Some people think medicines that are available over-the-counter are always safe. I don’t want you to be one of those people. Ibuprofen and naproxen are a class of medicines called nonsteroidal anti-inflammatory drugs (NSAIDs). They can treat pain, inflammation (swelling and redness), and fever. Hundreds of million of Americans take them every year. You probably have some in your home right now.
The NSAIDs that you can buy without a prescription are ibuprofen (brand names Motrin, Advil) and naproxen sodium (brand name Aleve). They are part of a class of over 20 medications that are available by prescription.
5 IMPORTANT THINGS about NSAIDs
There are five important things I want to make sure you know about these medicines:
- They do work to treat mild to moderate pain, fever, and inflammation. They all work the same way. No measurable difference between them in how they work has been found. So one is not better than another.

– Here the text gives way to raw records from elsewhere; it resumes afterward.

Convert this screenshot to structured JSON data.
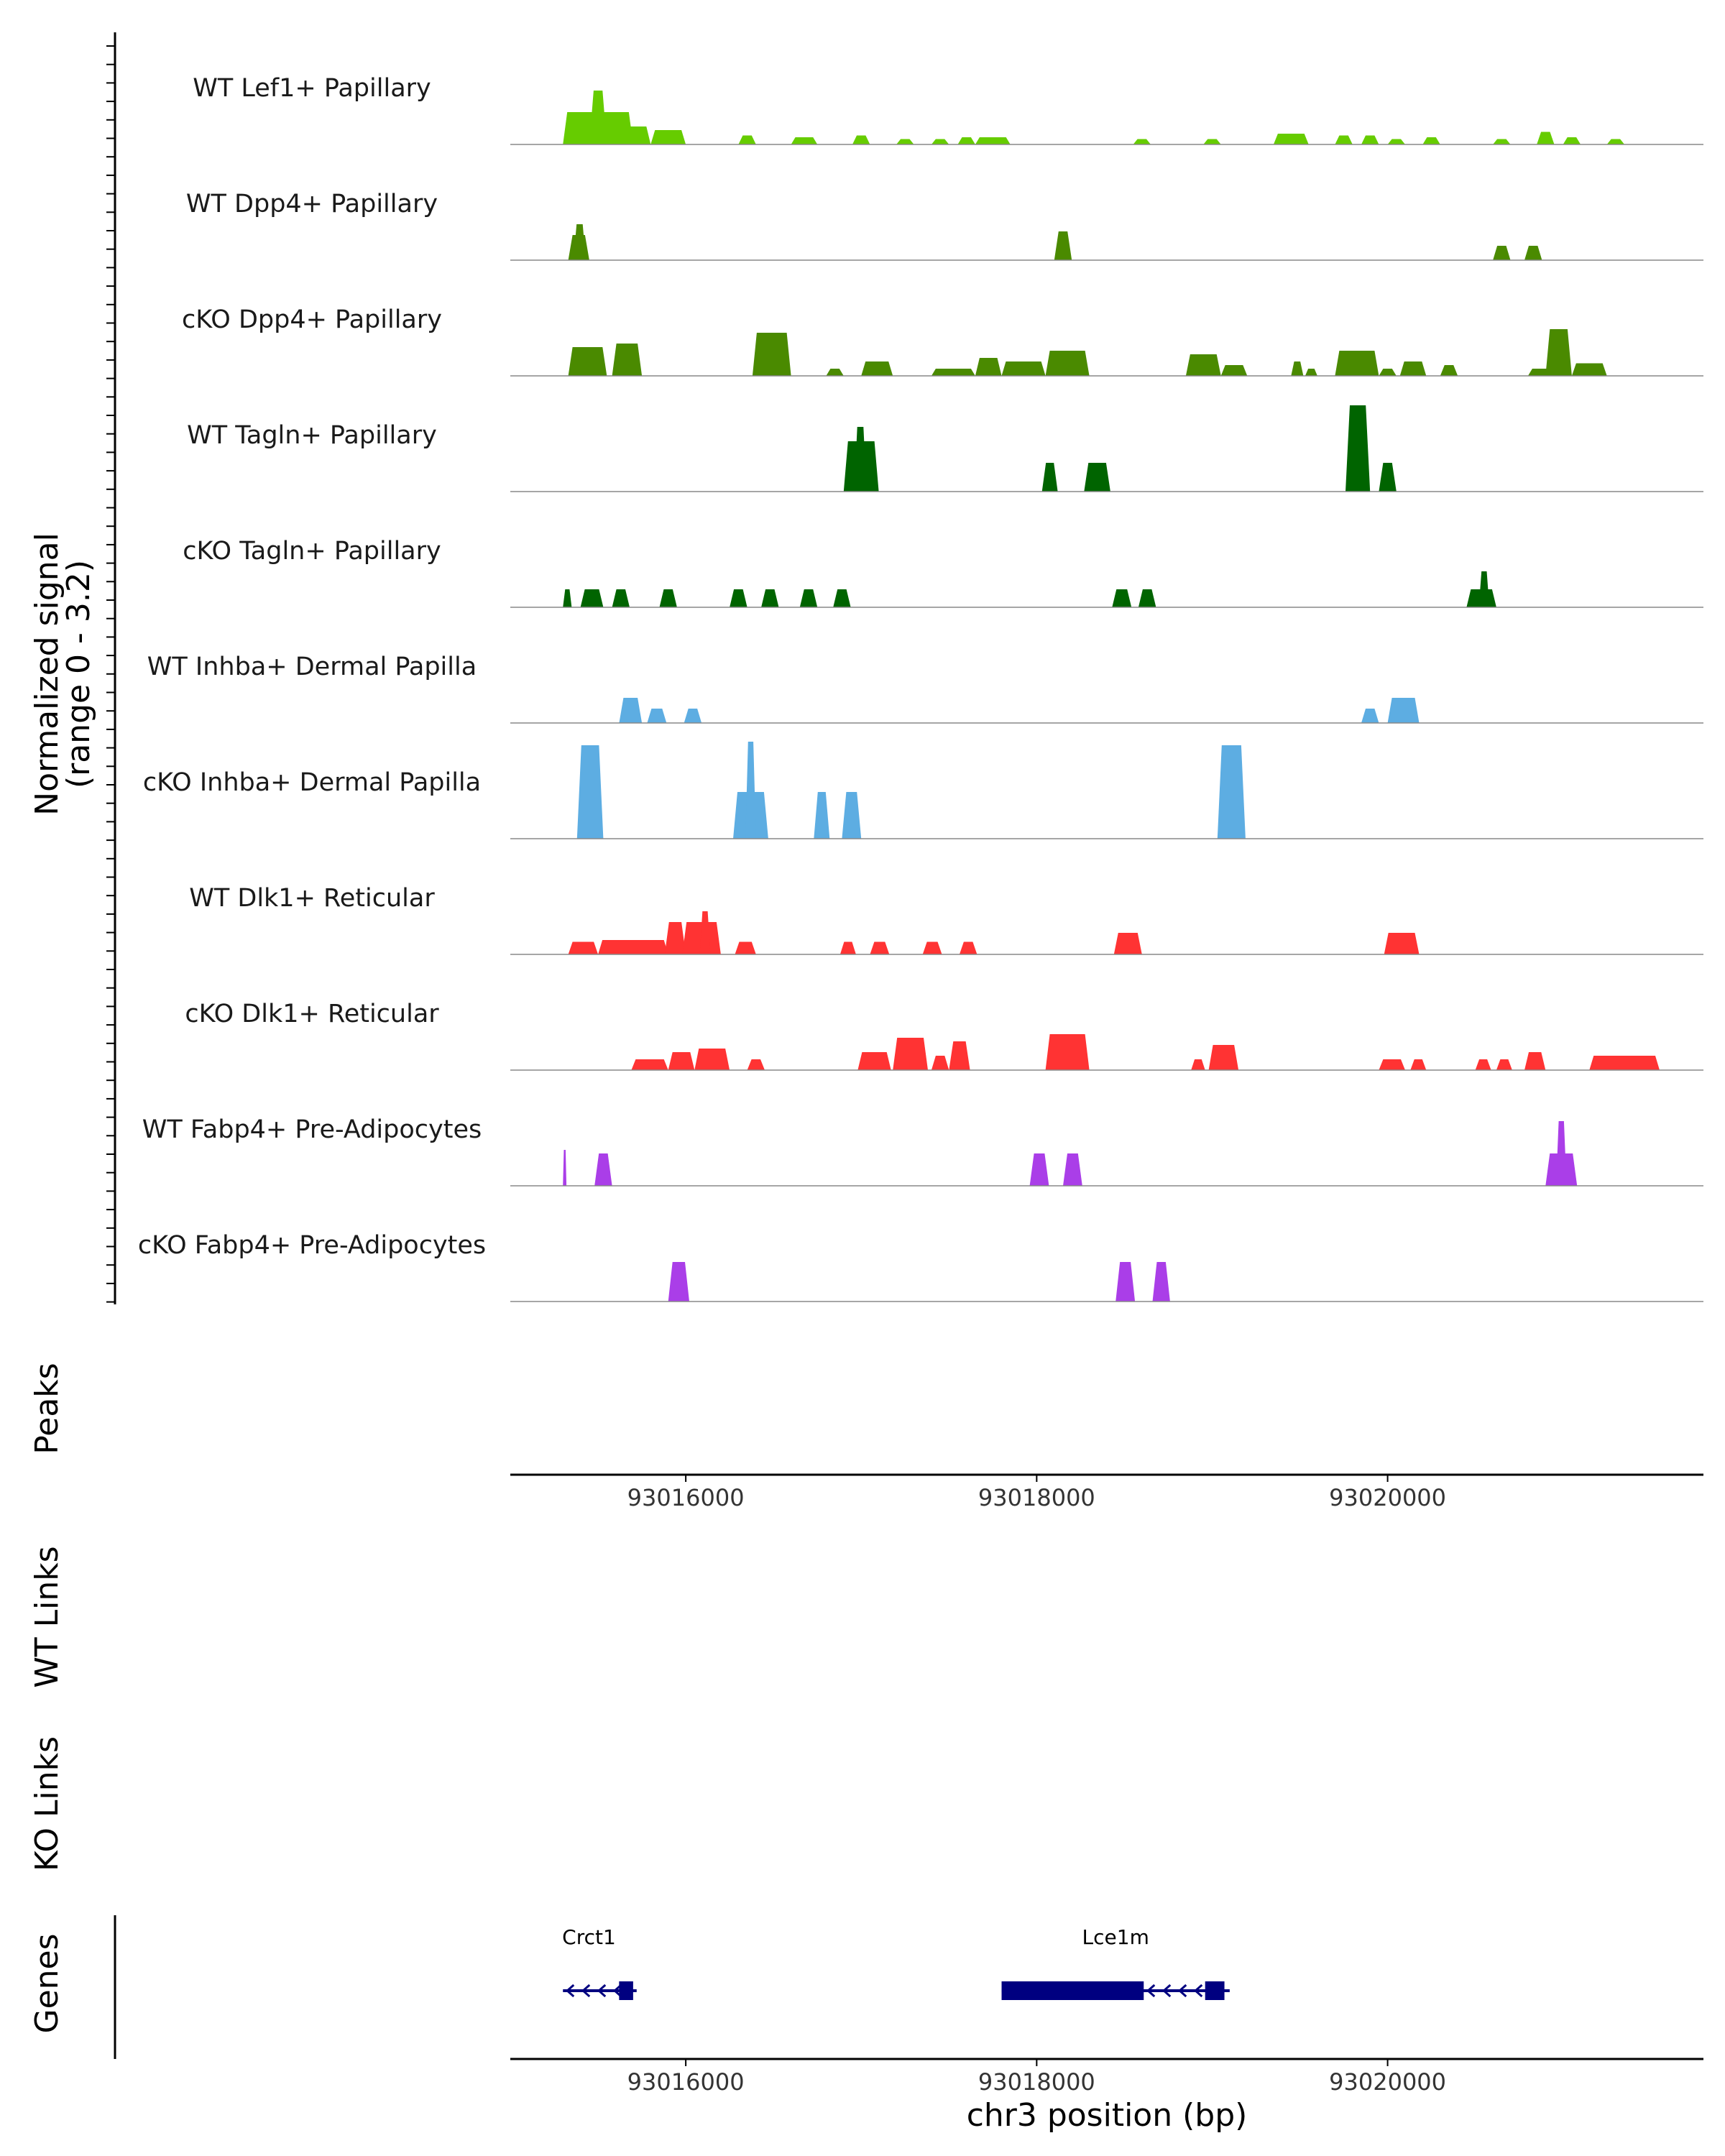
{
  "chart_data": {
    "type": "area",
    "title": "",
    "ylabel": "Normalized signal\n(range 0 - 3.2)",
    "ylim": [
      0,
      3.2
    ],
    "xlabel": "chr3 position (bp)",
    "xlim": [
      93015000,
      93021800
    ],
    "x_ticks": [
      93016000,
      93018000,
      93020000
    ],
    "x_tick_labels": [
      "93016000",
      "93018000",
      "93020000"
    ],
    "colors": {
      "light_green": "#66cc00",
      "olive_green": "#4a8a00",
      "dark_green": "#006400",
      "blue": "#5dade2",
      "red": "#ff3333",
      "purple": "#aa3ee8",
      "gene": "#000080"
    },
    "series": [
      {
        "name": "WT Lef1+ Papillary",
        "color": "#66cc00",
        "peaks": [
          [
            93015300,
            93015700,
            0.9
          ],
          [
            93015450,
            93015550,
            1.5
          ],
          [
            93015600,
            93015800,
            0.5
          ],
          [
            93015800,
            93016000,
            0.4
          ],
          [
            93016300,
            93016400,
            0.25
          ],
          [
            93016600,
            93016750,
            0.2
          ],
          [
            93016950,
            93017050,
            0.25
          ],
          [
            93017200,
            93017300,
            0.15
          ],
          [
            93017400,
            93017500,
            0.15
          ],
          [
            93017550,
            93017650,
            0.2
          ],
          [
            93017650,
            93017850,
            0.2
          ],
          [
            93018550,
            93018650,
            0.15
          ],
          [
            93018950,
            93019050,
            0.15
          ],
          [
            93019350,
            93019550,
            0.3
          ],
          [
            93019700,
            93019800,
            0.25
          ],
          [
            93019850,
            93019950,
            0.25
          ],
          [
            93020000,
            93020100,
            0.15
          ],
          [
            93020200,
            93020300,
            0.2
          ],
          [
            93020600,
            93020700,
            0.15
          ],
          [
            93020850,
            93020950,
            0.35
          ],
          [
            93021000,
            93021100,
            0.2
          ],
          [
            93021250,
            93021350,
            0.15
          ]
        ]
      },
      {
        "name": "WT Dpp4+ Papillary",
        "color": "#4a8a00",
        "peaks": [
          [
            93015330,
            93015450,
            0.7
          ],
          [
            93015360,
            93015430,
            1.0
          ],
          [
            93018100,
            93018200,
            0.8
          ],
          [
            93020600,
            93020700,
            0.4
          ],
          [
            93020780,
            93020880,
            0.4
          ]
        ]
      },
      {
        "name": "cKO Dpp4+ Papillary",
        "color": "#4a8a00",
        "peaks": [
          [
            93015330,
            93015550,
            0.8
          ],
          [
            93015580,
            93015750,
            0.9
          ],
          [
            93016380,
            93016600,
            1.2
          ],
          [
            93016800,
            93016900,
            0.2
          ],
          [
            93017000,
            93017180,
            0.4
          ],
          [
            93017400,
            93017650,
            0.2
          ],
          [
            93017650,
            93017800,
            0.5
          ],
          [
            93017800,
            93018050,
            0.4
          ],
          [
            93018050,
            93018300,
            0.7
          ],
          [
            93018850,
            93019050,
            0.6
          ],
          [
            93019050,
            93019200,
            0.3
          ],
          [
            93019450,
            93019520,
            0.4
          ],
          [
            93019530,
            93019600,
            0.2
          ],
          [
            93019700,
            93019950,
            0.7
          ],
          [
            93019950,
            93020050,
            0.2
          ],
          [
            93020070,
            93020220,
            0.4
          ],
          [
            93020300,
            93020400,
            0.3
          ],
          [
            93020800,
            93020950,
            0.2
          ],
          [
            93020900,
            93021050,
            1.3
          ],
          [
            93021050,
            93021250,
            0.35
          ]
        ]
      },
      {
        "name": "WT Tagln+ Papillary",
        "color": "#006400",
        "peaks": [
          [
            93016900,
            93017100,
            1.4
          ],
          [
            93016960,
            93017030,
            1.8
          ],
          [
            93018030,
            93018120,
            0.8
          ],
          [
            93018270,
            93018420,
            0.8
          ],
          [
            93019760,
            93019900,
            2.4
          ],
          [
            93019950,
            93020050,
            0.8
          ]
        ]
      },
      {
        "name": "cKO Tagln+ Papillary",
        "color": "#006400",
        "peaks": [
          [
            93015300,
            93015350,
            0.5
          ],
          [
            93015400,
            93015530,
            0.5
          ],
          [
            93015580,
            93015680,
            0.5
          ],
          [
            93015850,
            93015950,
            0.5
          ],
          [
            93016250,
            93016350,
            0.5
          ],
          [
            93016430,
            93016530,
            0.5
          ],
          [
            93016650,
            93016750,
            0.5
          ],
          [
            93016840,
            93016940,
            0.5
          ],
          [
            93018430,
            93018540,
            0.5
          ],
          [
            93018580,
            93018680,
            0.5
          ],
          [
            93020450,
            93020620,
            0.5
          ],
          [
            93020520,
            93020580,
            1.0
          ]
        ]
      },
      {
        "name": "WT Inhba+ Dermal Papilla",
        "color": "#5dade2",
        "peaks": [
          [
            93015620,
            93015750,
            0.7
          ],
          [
            93015780,
            93015890,
            0.4
          ],
          [
            93015990,
            93016090,
            0.4
          ],
          [
            93019850,
            93019950,
            0.4
          ],
          [
            93020000,
            93020180,
            0.7
          ]
        ]
      },
      {
        "name": "cKO Inhba+ Dermal Papilla",
        "color": "#5dade2",
        "peaks": [
          [
            93015380,
            93015530,
            2.6
          ],
          [
            93016270,
            93016470,
            1.3
          ],
          [
            93016340,
            93016400,
            2.7
          ],
          [
            93016730,
            93016820,
            1.3
          ],
          [
            93016890,
            93017000,
            1.3
          ],
          [
            93019030,
            93019190,
            2.6
          ]
        ]
      },
      {
        "name": "WT Dlk1+ Reticular",
        "color": "#ff3333",
        "peaks": [
          [
            93015330,
            93015500,
            0.35
          ],
          [
            93015500,
            93015900,
            0.4
          ],
          [
            93015880,
            93016000,
            0.9
          ],
          [
            93015980,
            93016200,
            0.9
          ],
          [
            93016080,
            93016140,
            1.2
          ],
          [
            93016280,
            93016400,
            0.35
          ],
          [
            93016880,
            93016970,
            0.35
          ],
          [
            93017050,
            93017160,
            0.35
          ],
          [
            93017350,
            93017460,
            0.35
          ],
          [
            93017560,
            93017660,
            0.35
          ],
          [
            93018440,
            93018600,
            0.6
          ],
          [
            93019980,
            93020180,
            0.6
          ]
        ]
      },
      {
        "name": "cKO Dlk1+ Reticular",
        "color": "#ff3333",
        "peaks": [
          [
            93015690,
            93015900,
            0.3
          ],
          [
            93015900,
            93016050,
            0.5
          ],
          [
            93016050,
            93016250,
            0.6
          ],
          [
            93016350,
            93016450,
            0.3
          ],
          [
            93016980,
            93017170,
            0.5
          ],
          [
            93017180,
            93017380,
            0.9
          ],
          [
            93017400,
            93017500,
            0.4
          ],
          [
            93017500,
            93017620,
            0.8
          ],
          [
            93018050,
            93018300,
            1.0
          ],
          [
            93018880,
            93018960,
            0.3
          ],
          [
            93018980,
            93019150,
            0.7
          ],
          [
            93019950,
            93020100,
            0.3
          ],
          [
            93020130,
            93020220,
            0.3
          ],
          [
            93020500,
            93020590,
            0.3
          ],
          [
            93020620,
            93020710,
            0.3
          ],
          [
            93020780,
            93020900,
            0.5
          ],
          [
            93021150,
            93021550,
            0.4
          ]
        ]
      },
      {
        "name": "WT Fabp4+ Pre-Adipocytes",
        "color": "#aa3ee8",
        "peaks": [
          [
            93015300,
            93015320,
            1.0
          ],
          [
            93015480,
            93015580,
            0.9
          ],
          [
            93017960,
            93018070,
            0.9
          ],
          [
            93018150,
            93018260,
            0.9
          ],
          [
            93020900,
            93021080,
            0.9
          ],
          [
            93020960,
            93021020,
            1.8
          ]
        ]
      },
      {
        "name": "cKO Fabp4+ Pre-Adipocytes",
        "color": "#aa3ee8",
        "peaks": [
          [
            93015900,
            93016020,
            1.1
          ],
          [
            93018450,
            93018560,
            1.1
          ],
          [
            93018660,
            93018760,
            1.1
          ]
        ]
      }
    ],
    "gene_tracks": {
      "labels": [
        "Peaks",
        "WT Links",
        "KO Links",
        "Genes"
      ],
      "genes": [
        {
          "name": "Crct1",
          "strand": "-",
          "start": 93015300,
          "end": 93015720,
          "exons": [
            [
              93015620,
              93015700
            ]
          ]
        },
        {
          "name": "Lce1m",
          "strand": "-",
          "start": 93017800,
          "end": 93019100,
          "exons": [
            [
              93017800,
              93018610
            ],
            [
              93018960,
              93019070
            ]
          ]
        }
      ]
    }
  }
}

- They irritate your stomach lining. If you already have reflux, gastroesophageal reflux disease (GERD), ulcers, or have ever had a stomach bleed, please tell your doctor. Whether or not you already have stomach problems, always TAKE NSAIDs WITH FOOD.
- They cause you to retain extra fluid. This can raise your blood pressure. It can also make heart failure worse and increase your risk for a heart attack if you have heart problems. Talk with your doctor if you have high blood pressure or heart problems BEFORE you take an NSAID.
- They can worsen kidney function. If you already have diminished kidney function, talk with your doctor before you take an NSAID.
- They make your platelets less sticky. This lowers your chance of have a clot. But, NSAIDs do this for a limited time. ASPIRIN can make your platelets less sticky for the entire life of the platelet. That is why aspirin, usually 81mg baby aspirin, is used to help prevent a clot that leads to a heart attack or stroke.
I always buy the generic version. It will save you some money and give you the very same effect.
If you have pain or fever, there is an option that does not have the stomach, heart, or kidney issues. That option is acetaminophen (brand name Tylenol). For pain that does not include inflammation (redness, swelling), acetaminophen controls the pain similarly to the NSAID.
The problem you do have to watch with acetaminophen is it can hurt your liver. The most you should take in a day is 4 grams (2 extra strength tablets four times daily). The Food and Drug Administration might even recommend that you not take more than 3 grams per day soon. Also, if you drink alcohol more than 2 drinks per day or have any liver condition, then acetaminophen might not be your best choice. Please talk to your doctor before you take it if you have liver issues or drink more than 2 drinks per day.